In 1969, Dr. Malcolm Sayer (a stand-in for real-life Dr. Oliver Sacks) became convinced that chronic comatose patients still retained a spark of humanity within them. If that spark could be stoked, it could potentially revive them. Thanks to an experimental Parkinson's drug, Dr. Sayer was able to revive Leonard Lowe (De Niro), who had been in a vegetative state for thirty years.
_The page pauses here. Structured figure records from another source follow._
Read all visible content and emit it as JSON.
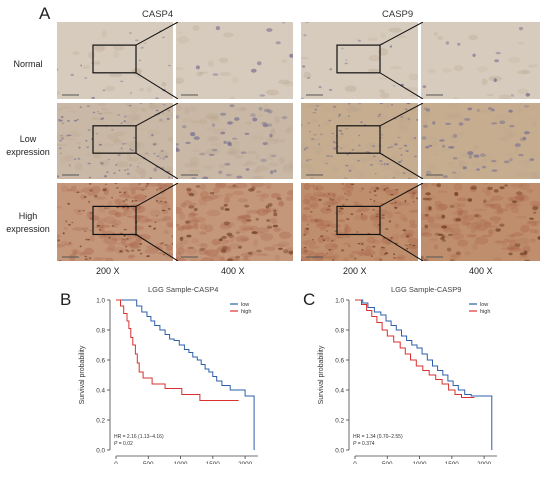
{
  "figure": {
    "panel_labels": {
      "a": "A",
      "b": "B",
      "c": "C"
    },
    "panel_a": {
      "col_titles": [
        "CASP4",
        "CASP9"
      ],
      "row_labels": [
        {
          "line1": "Normal",
          "line2": ""
        },
        {
          "line1": "Low",
          "line2": "expression"
        },
        {
          "line1": "High",
          "line2": "expression"
        }
      ],
      "magnifications": [
        "200 X",
        "400 X",
        "200 X",
        "400 X"
      ],
      "stain_colors": {
        "normal_bg": "#d7cbbd",
        "low_bg": "#c9b8a5",
        "high_bg": "#c4967a",
        "nucleus_blue": "#7b7391",
        "nucleus_brown": "#6e3b24"
      }
    },
    "panel_b": {
      "title": "LGG Sample-CASP4",
      "xlabel": "Time",
      "ylabel": "Survival probability",
      "legend": [
        "low",
        "high"
      ],
      "hr_text": "HR = 2.16 (1.13–4.16)",
      "p_label": "P",
      "p_value": " = 0.02"
    },
    "panel_c": {
      "title": "LGG Sample-CASP9",
      "xlabel": "Time",
      "ylabel": "Survival probability",
      "legend": [
        "low",
        "high"
      ],
      "hr_text": "HR = 1.34 (0.70–2.55)",
      "p_label": "P",
      "p_value": " = 0.374"
    }
  },
  "chart_data": [
    {
      "type": "line",
      "title": "LGG Sample-CASP4",
      "xlabel": "Time",
      "ylabel": "Survival probability",
      "xlim": [
        0,
        2200
      ],
      "ylim": [
        0,
        1.0
      ],
      "xticks": [
        0,
        500,
        1000,
        1500,
        2000
      ],
      "yticks": [
        0.0,
        0.2,
        0.4,
        0.6,
        0.8,
        1.0
      ],
      "legend_position": "top-right",
      "series": [
        {
          "name": "low",
          "color": "#2e5fa8",
          "points": [
            [
              0,
              1.0
            ],
            [
              250,
              1.0
            ],
            [
              320,
              0.96
            ],
            [
              400,
              0.92
            ],
            [
              480,
              0.89
            ],
            [
              540,
              0.86
            ],
            [
              600,
              0.83
            ],
            [
              680,
              0.8
            ],
            [
              760,
              0.77
            ],
            [
              830,
              0.74
            ],
            [
              900,
              0.73
            ],
            [
              980,
              0.7
            ],
            [
              1060,
              0.67
            ],
            [
              1130,
              0.65
            ],
            [
              1190,
              0.62
            ],
            [
              1260,
              0.6
            ],
            [
              1320,
              0.57
            ],
            [
              1380,
              0.54
            ],
            [
              1440,
              0.52
            ],
            [
              1500,
              0.49
            ],
            [
              1560,
              0.46
            ],
            [
              1640,
              0.43
            ],
            [
              1700,
              0.43
            ],
            [
              1770,
              0.4
            ],
            [
              1900,
              0.4
            ],
            [
              2000,
              0.36
            ],
            [
              2120,
              0.36
            ],
            [
              2140,
              0.0
            ]
          ]
        },
        {
          "name": "high",
          "color": "#d8312f",
          "points": [
            [
              0,
              1.0
            ],
            [
              70,
              0.96
            ],
            [
              120,
              0.91
            ],
            [
              170,
              0.86
            ],
            [
              200,
              0.81
            ],
            [
              230,
              0.75
            ],
            [
              260,
              0.7
            ],
            [
              300,
              0.64
            ],
            [
              330,
              0.58
            ],
            [
              360,
              0.52
            ],
            [
              420,
              0.48
            ],
            [
              500,
              0.48
            ],
            [
              560,
              0.44
            ],
            [
              700,
              0.44
            ],
            [
              760,
              0.41
            ],
            [
              950,
              0.41
            ],
            [
              1020,
              0.37
            ],
            [
              1250,
              0.37
            ],
            [
              1300,
              0.33
            ],
            [
              1900,
              0.33
            ]
          ]
        }
      ],
      "annotations": [
        "HR = 2.16 (1.13–4.16)",
        "P = 0.02"
      ]
    },
    {
      "type": "line",
      "title": "LGG Sample-CASP9",
      "xlabel": "Time",
      "ylabel": "Survival probability",
      "xlim": [
        0,
        2200
      ],
      "ylim": [
        0,
        1.0
      ],
      "xticks": [
        0,
        500,
        1000,
        1500,
        2000
      ],
      "yticks": [
        0.0,
        0.2,
        0.4,
        0.6,
        0.8,
        1.0
      ],
      "legend_position": "top-right",
      "series": [
        {
          "name": "low",
          "color": "#2e5fa8",
          "points": [
            [
              0,
              1.0
            ],
            [
              120,
              0.98
            ],
            [
              200,
              0.95
            ],
            [
              300,
              0.92
            ],
            [
              400,
              0.9
            ],
            [
              480,
              0.86
            ],
            [
              560,
              0.83
            ],
            [
              640,
              0.8
            ],
            [
              720,
              0.76
            ],
            [
              800,
              0.73
            ],
            [
              880,
              0.7
            ],
            [
              960,
              0.68
            ],
            [
              1040,
              0.64
            ],
            [
              1120,
              0.6
            ],
            [
              1200,
              0.56
            ],
            [
              1280,
              0.53
            ],
            [
              1360,
              0.5
            ],
            [
              1440,
              0.46
            ],
            [
              1520,
              0.43
            ],
            [
              1600,
              0.4
            ],
            [
              1700,
              0.37
            ],
            [
              1800,
              0.36
            ],
            [
              2100,
              0.36
            ],
            [
              2120,
              0.0
            ]
          ]
        },
        {
          "name": "high",
          "color": "#d8312f",
          "points": [
            [
              0,
              1.0
            ],
            [
              100,
              0.97
            ],
            [
              180,
              0.93
            ],
            [
              260,
              0.89
            ],
            [
              340,
              0.85
            ],
            [
              420,
              0.8
            ],
            [
              500,
              0.76
            ],
            [
              600,
              0.72
            ],
            [
              700,
              0.68
            ],
            [
              780,
              0.64
            ],
            [
              860,
              0.6
            ],
            [
              950,
              0.56
            ],
            [
              1050,
              0.53
            ],
            [
              1150,
              0.5
            ],
            [
              1250,
              0.47
            ],
            [
              1350,
              0.44
            ],
            [
              1450,
              0.4
            ],
            [
              1550,
              0.37
            ],
            [
              1650,
              0.35
            ],
            [
              1800,
              0.35
            ],
            [
              1850,
              0.35
            ]
          ]
        }
      ],
      "annotations": [
        "HR = 1.34 (0.70–2.55)",
        "P = 0.374"
      ]
    }
  ]
}
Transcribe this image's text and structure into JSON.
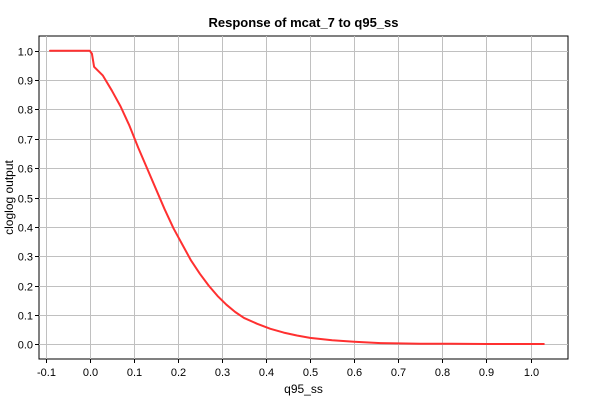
{
  "chart_data": {
    "type": "line",
    "title": "Response of mcat_7 to q95_ss",
    "xlabel": "q95_ss",
    "ylabel": "cloglog output",
    "xlim": [
      -0.115,
      1.085
    ],
    "ylim": [
      -0.05,
      1.05
    ],
    "x_ticks": [
      -0.1,
      0.0,
      0.1,
      0.2,
      0.3,
      0.4,
      0.5,
      0.6,
      0.7,
      0.8,
      0.9,
      1.0
    ],
    "x_tick_labels": [
      "-0.1",
      "0.0",
      "0.1",
      "0.2",
      "0.3",
      "0.4",
      "0.5",
      "0.6",
      "0.7",
      "0.8",
      "0.9",
      "1.0"
    ],
    "y_ticks": [
      0.0,
      0.1,
      0.2,
      0.3,
      0.4,
      0.5,
      0.6,
      0.7,
      0.8,
      0.9,
      1.0
    ],
    "y_tick_labels": [
      "0.0",
      "0.1",
      "0.2",
      "0.3",
      "0.4",
      "0.5",
      "0.6",
      "0.7",
      "0.8",
      "0.9",
      "1.0"
    ],
    "grid": true,
    "line_color": "#ff3030",
    "grid_color": "#c0c0c0",
    "series": [
      {
        "x": [
          -0.09,
          0.0,
          0.005,
          0.01,
          0.03,
          0.05,
          0.07,
          0.09,
          0.11,
          0.13,
          0.15,
          0.17,
          0.19,
          0.21,
          0.23,
          0.25,
          0.27,
          0.29,
          0.31,
          0.33,
          0.35,
          0.38,
          0.41,
          0.44,
          0.47,
          0.5,
          0.55,
          0.6,
          0.66,
          0.7,
          0.75,
          0.82,
          0.9,
          1.0,
          1.03
        ],
        "y": [
          1.0,
          1.0,
          0.99,
          0.945,
          0.915,
          0.865,
          0.81,
          0.745,
          0.67,
          0.6,
          0.53,
          0.46,
          0.395,
          0.34,
          0.285,
          0.24,
          0.2,
          0.165,
          0.135,
          0.11,
          0.09,
          0.07,
          0.053,
          0.04,
          0.03,
          0.022,
          0.014,
          0.009,
          0.004,
          0.003,
          0.002,
          0.002,
          0.001,
          0.001,
          0.001
        ]
      }
    ]
  }
}
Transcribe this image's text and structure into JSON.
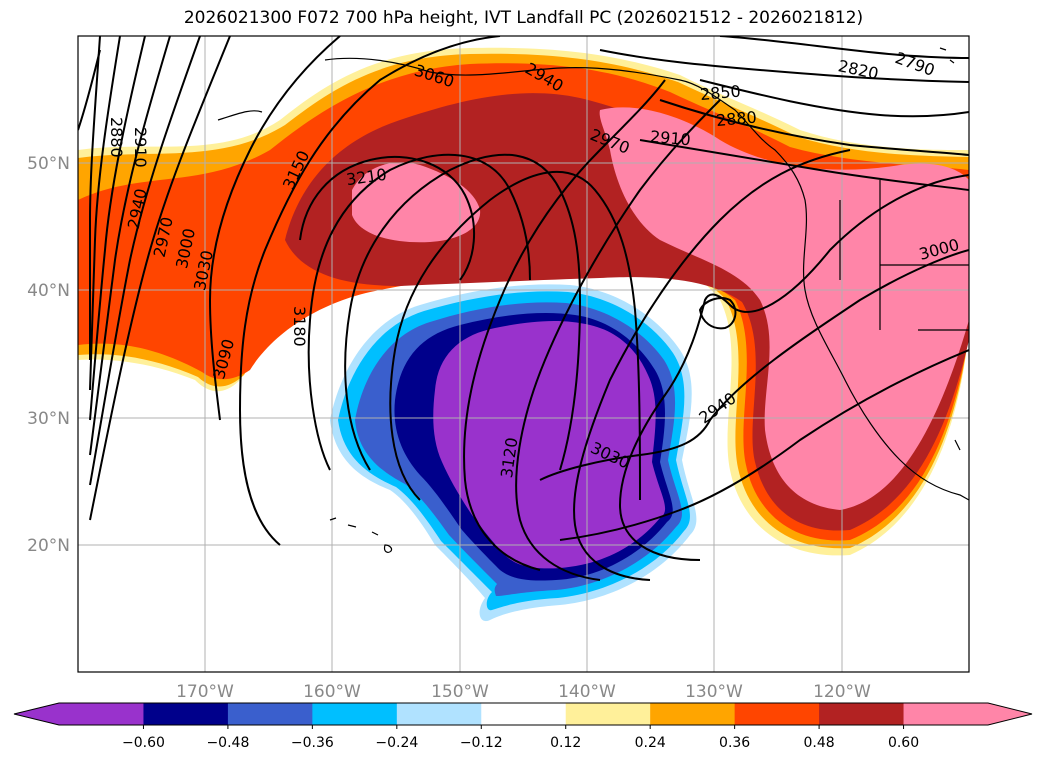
{
  "title": "2026021300 F072 700 hPa height, IVT Landfall PC (2026021512 - 2026021812)",
  "map": {
    "lon_labels": [
      "170°W",
      "160°W",
      "150°W",
      "140°W",
      "130°W",
      "120°W"
    ],
    "lat_labels": [
      "50°N",
      "40°N",
      "30°N",
      "20°N"
    ],
    "contour_labels": [
      "2880",
      "2910",
      "2940",
      "2970",
      "3000",
      "3030",
      "3090",
      "3150",
      "3210",
      "3180",
      "3060",
      "2940",
      "2970",
      "2910",
      "2850",
      "2880",
      "2820",
      "2790",
      "3000",
      "2940",
      "3030",
      "3120"
    ]
  },
  "colorbar": {
    "colors": [
      "#9932cc",
      "#00008b",
      "#3a5fcd",
      "#00bfff",
      "#b0e2ff",
      "#ffffff",
      "#fff09a",
      "#ffa500",
      "#ff4500",
      "#b22222",
      "#ff85a8"
    ],
    "tick_labels": [
      "−0.60",
      "−0.48",
      "−0.36",
      "−0.24",
      "−0.12",
      "0.12",
      "0.24",
      "0.36",
      "0.48",
      "0.60"
    ]
  }
}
De Niro is unbelievable as Leonard, who is forced to adapt to a world that has moved on without him and sees him as a living science experiment. The scene where he's reunited with his mother had me in tears. But alas, the drug was not permanent, and all the patients regrettable fell back into their comatose states. We never did find out what brought them back or what made them lose it again.
Awakenings is a fantastic drama that tells an inspirational story of human endurance. The will to live is the strongest force on earth, and it exists within each and every one of us. The patients that Dr. Sayer (or Sacks) revived got a second chance at life, however brief. This film will move you, it will infuriate you, but most of all it will change your perspective on the life you have.